On Wednesday, the Allen Institute for AI (AI2) unveiled an update to its 7 billion-parameter model, OLMo 1.7-7B. This enhanced version leverages a more extensive and varied Dolma dataset, along with an advanced training process.
Originally introduced in February, OLMo is positioned as a “truly open-source, state-of-the-art large language model,” complete with comprehensive pretraining data, training code, model weights, and evaluation metrics.
The latest update enables OLMo 1.7-7B to support a longer context length, expanding from 2,048 to 4,096 tokens, resulting in improved performance due to refined training techniques and architectural enhancements.
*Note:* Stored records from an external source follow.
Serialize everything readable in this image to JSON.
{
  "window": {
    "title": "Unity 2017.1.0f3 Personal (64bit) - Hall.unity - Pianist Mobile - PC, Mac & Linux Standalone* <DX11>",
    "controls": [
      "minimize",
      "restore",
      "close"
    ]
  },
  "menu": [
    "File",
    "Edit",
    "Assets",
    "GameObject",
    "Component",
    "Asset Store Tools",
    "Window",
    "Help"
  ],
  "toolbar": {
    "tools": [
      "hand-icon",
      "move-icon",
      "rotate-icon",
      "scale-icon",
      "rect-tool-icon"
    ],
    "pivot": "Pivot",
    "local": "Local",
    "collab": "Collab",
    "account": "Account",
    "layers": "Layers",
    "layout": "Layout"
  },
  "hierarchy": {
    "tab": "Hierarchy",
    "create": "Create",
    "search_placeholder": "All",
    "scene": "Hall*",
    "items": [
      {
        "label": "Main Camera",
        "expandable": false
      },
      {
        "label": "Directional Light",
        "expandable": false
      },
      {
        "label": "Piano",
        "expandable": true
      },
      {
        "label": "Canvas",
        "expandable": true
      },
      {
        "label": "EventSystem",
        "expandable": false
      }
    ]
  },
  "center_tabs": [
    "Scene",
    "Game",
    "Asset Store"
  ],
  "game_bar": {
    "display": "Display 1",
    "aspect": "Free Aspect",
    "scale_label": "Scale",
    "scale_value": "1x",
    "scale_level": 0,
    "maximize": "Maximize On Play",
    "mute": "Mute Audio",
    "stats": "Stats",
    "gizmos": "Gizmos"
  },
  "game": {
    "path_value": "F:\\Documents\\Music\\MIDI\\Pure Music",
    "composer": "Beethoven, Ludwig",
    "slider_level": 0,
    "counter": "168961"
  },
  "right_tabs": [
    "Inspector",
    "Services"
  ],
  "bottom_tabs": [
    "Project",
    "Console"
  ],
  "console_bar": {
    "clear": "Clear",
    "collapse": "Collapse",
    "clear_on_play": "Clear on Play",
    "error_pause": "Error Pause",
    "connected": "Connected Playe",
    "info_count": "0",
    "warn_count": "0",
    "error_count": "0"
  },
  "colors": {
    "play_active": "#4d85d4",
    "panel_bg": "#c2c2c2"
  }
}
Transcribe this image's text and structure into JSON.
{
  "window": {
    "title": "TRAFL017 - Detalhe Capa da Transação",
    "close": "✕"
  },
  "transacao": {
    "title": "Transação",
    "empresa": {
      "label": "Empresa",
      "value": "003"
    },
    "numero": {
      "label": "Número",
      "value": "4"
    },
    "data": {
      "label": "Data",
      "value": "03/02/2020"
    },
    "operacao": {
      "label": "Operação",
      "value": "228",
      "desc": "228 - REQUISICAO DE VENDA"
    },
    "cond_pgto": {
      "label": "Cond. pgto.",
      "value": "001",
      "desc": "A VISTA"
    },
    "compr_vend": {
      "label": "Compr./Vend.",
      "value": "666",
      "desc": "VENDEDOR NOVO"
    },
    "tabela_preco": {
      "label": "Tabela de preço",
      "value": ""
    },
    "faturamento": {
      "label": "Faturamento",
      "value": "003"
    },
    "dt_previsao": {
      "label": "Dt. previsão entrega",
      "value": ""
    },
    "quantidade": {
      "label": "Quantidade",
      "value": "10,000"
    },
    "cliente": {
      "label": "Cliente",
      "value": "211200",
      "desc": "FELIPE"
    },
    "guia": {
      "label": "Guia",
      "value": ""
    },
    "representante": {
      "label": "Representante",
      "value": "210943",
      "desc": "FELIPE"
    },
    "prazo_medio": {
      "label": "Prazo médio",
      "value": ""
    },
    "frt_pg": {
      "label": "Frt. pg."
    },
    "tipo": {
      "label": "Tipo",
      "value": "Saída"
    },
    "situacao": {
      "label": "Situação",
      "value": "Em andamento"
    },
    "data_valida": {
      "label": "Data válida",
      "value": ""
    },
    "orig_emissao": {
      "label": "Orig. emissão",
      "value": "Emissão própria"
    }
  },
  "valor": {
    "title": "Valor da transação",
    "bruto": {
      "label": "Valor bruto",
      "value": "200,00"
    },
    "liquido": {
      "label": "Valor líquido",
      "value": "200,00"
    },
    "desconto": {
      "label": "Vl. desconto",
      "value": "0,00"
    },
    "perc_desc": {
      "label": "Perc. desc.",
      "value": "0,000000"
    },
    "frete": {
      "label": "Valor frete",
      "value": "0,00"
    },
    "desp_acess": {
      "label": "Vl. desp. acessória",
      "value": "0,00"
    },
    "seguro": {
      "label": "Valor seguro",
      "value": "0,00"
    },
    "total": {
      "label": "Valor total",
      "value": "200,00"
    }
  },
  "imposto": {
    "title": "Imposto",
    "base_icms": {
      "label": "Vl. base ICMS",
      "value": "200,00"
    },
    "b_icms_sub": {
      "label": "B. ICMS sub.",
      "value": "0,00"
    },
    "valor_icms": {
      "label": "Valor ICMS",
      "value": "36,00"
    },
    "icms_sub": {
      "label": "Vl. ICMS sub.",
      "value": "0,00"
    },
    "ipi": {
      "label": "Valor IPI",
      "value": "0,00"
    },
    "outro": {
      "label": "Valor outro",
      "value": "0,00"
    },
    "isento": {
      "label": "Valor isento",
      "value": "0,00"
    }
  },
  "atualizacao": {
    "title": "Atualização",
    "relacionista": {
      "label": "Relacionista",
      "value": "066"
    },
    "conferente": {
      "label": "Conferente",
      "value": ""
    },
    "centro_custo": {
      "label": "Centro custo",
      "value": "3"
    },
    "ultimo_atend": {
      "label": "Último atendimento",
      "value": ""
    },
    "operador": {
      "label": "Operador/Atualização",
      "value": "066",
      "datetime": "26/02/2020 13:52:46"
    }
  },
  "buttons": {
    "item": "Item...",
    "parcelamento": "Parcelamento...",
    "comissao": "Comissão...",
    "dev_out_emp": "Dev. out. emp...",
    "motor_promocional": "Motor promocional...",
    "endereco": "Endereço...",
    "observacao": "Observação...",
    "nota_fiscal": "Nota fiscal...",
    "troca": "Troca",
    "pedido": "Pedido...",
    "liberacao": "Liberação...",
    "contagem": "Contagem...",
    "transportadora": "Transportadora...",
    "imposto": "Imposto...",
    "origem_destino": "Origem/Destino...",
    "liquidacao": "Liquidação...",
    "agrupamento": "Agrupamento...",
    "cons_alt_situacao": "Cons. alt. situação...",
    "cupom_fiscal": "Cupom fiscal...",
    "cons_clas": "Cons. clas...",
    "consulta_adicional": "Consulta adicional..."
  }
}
The Dolma 1.7 dataset includes an impressive 2.3 trillion tokens sourced from diverse materials—ranging from Dolma CC and Refined Web to StarCoder, C4, Stack Exchange, OpenWebMath, Project Gutenberg, and Wikipedia.
Previously reliant on Dolma 1.5, which primarily utilized web data, the new Dolma 1.7 enhances the model’s ability to handle tasks requiring specialized knowledge, intricate reasoning, and coding by diversifying the data sources. AI2 implemented better deduplication methods to ensure content quality, removing documents with a duplication score exceeding a predetermined threshold, calculated from paragraph-level duplication scores.
Dolma 1.7 also introduces a refined quality filtering system. A FastText classifier evaluates documents based on their quality, distinguishing well-structured content from lower-quality material. High-quality sources include Wikipedia, Small Web RSS feeds, and Semantic Scholar, while low-quality documents comprise adult content and misinformation sites. This classifier was trained on approximately 25 GB of data.
Additionally, OLMo 1.7 employs a two-stage training curriculum. Initially, researchers train the model from the ground up. In the second stage, the model is further trained with a curated subset of Dolma 1.7, utilizing an additional 50 billion tokens while gradually reducing the learning rate to zero. The curated high-quality subset is formed by including all possible Wikipedia, OpenWebMath, and Flan data, excluding certain sources, and balancing the proportions of remaining datasets.
AI2 asserts that these enhancements allow OLMo 1.7-7B to surpass both Llama 2-7B in the Massive Multitask Language Understanding (MMLU) benchmark and Llama-2-13B on the GSM8K dataset.
The updated OLMo model is licensed under Apache 2.0, while Dolma 1.7 is available under ODC-BY. Both are accessible on Hugging Face now.